Wednesday, February 17, 2010

Dynamics of US Unemployment



I was catching up on Dave Cohen's blog the other day, when I came across the amazing video above, which was put together by journalist Latoya Egwuekwe.

I have to say I was really surprised by the degree of geographical contagion displayed above.  I would have thought the primary driver of unemployment was the credit crisis, and withdrawal of credit, and that would present a national signal which would affect all regions roughly in sync.  However, it's abundantly clear that there are tremendously strong local effects in the economy: employment in each county is likely to remain fairly strong until the neighboring counties go down, so the whole recession spreads out from the initial areas of weakness.

I watched it over and over again, pausing and manually stepping it through the frames.

6 comments:

Burk said...

Visually stunning, but I would doubt that this represents a contagion process. Rather, it represents a pre-existing geographic correlation of economic conditions- shared industrial sectors, housing patterns, governmental deficit positions and similar issues.

Gary said...

I wonder if pattern relates to the fraction of urban population of a region. The least hard hit seem to be the bread-basket areas where there is probably a high degree of self-sufficiency.

groo said...

Yeah.

This correlates with the democrat-leaning states with some exceptions (e.g. Florida).

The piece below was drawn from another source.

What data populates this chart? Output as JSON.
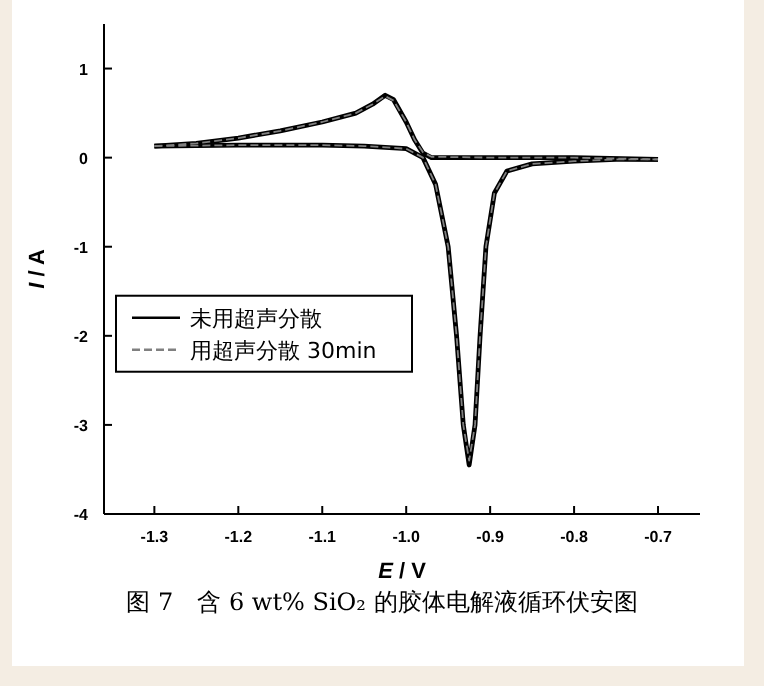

Should be cross-correlated with the change in political attitudes.

People tend to become more conservative when under economic pressure, then eventually change back wen the poitical elite does not deliver.

So this is at first an advantage for the red-state teabaggers.

Told-You-so attitude.

'Now get rid of evolution, climate-change and all your other strange beliefs!'

Looks like the Democrat majority was just an episode.

Obama already compromising with nuclear power and offshore drilling.

Not good.

James said...

I for one am in favour of nuclear power. I think that wind and solar will play a role, but I think that fission reactors will end up producing the highest EROI of the non-fossil fuel alternatives ... and we are going to need all the EROI we can get!

KLR said...

Wondered what Dave was up to - his stuff is no longer featured at the ASPO-USA site. Can't imagine him crossing swords with anyone. In June '08 his one word reply in Drumbeat to anything Jeff Brown had to say was "bullshit." ;) Jeez, Dave. Kumbaya.

I assume you've seen the viral chart of the Growth of Walmart, depicted in appropriate sickly green.

Stuart Staniford said...

KLR - yes, I linked to a Walmart growth video a while back. Yeah, Dave uses a lot more snark than is really to my taste, but on the other hand he also works really hard on the research and sometimes finds some good stuff, so I find him worthy of a spot in my reader.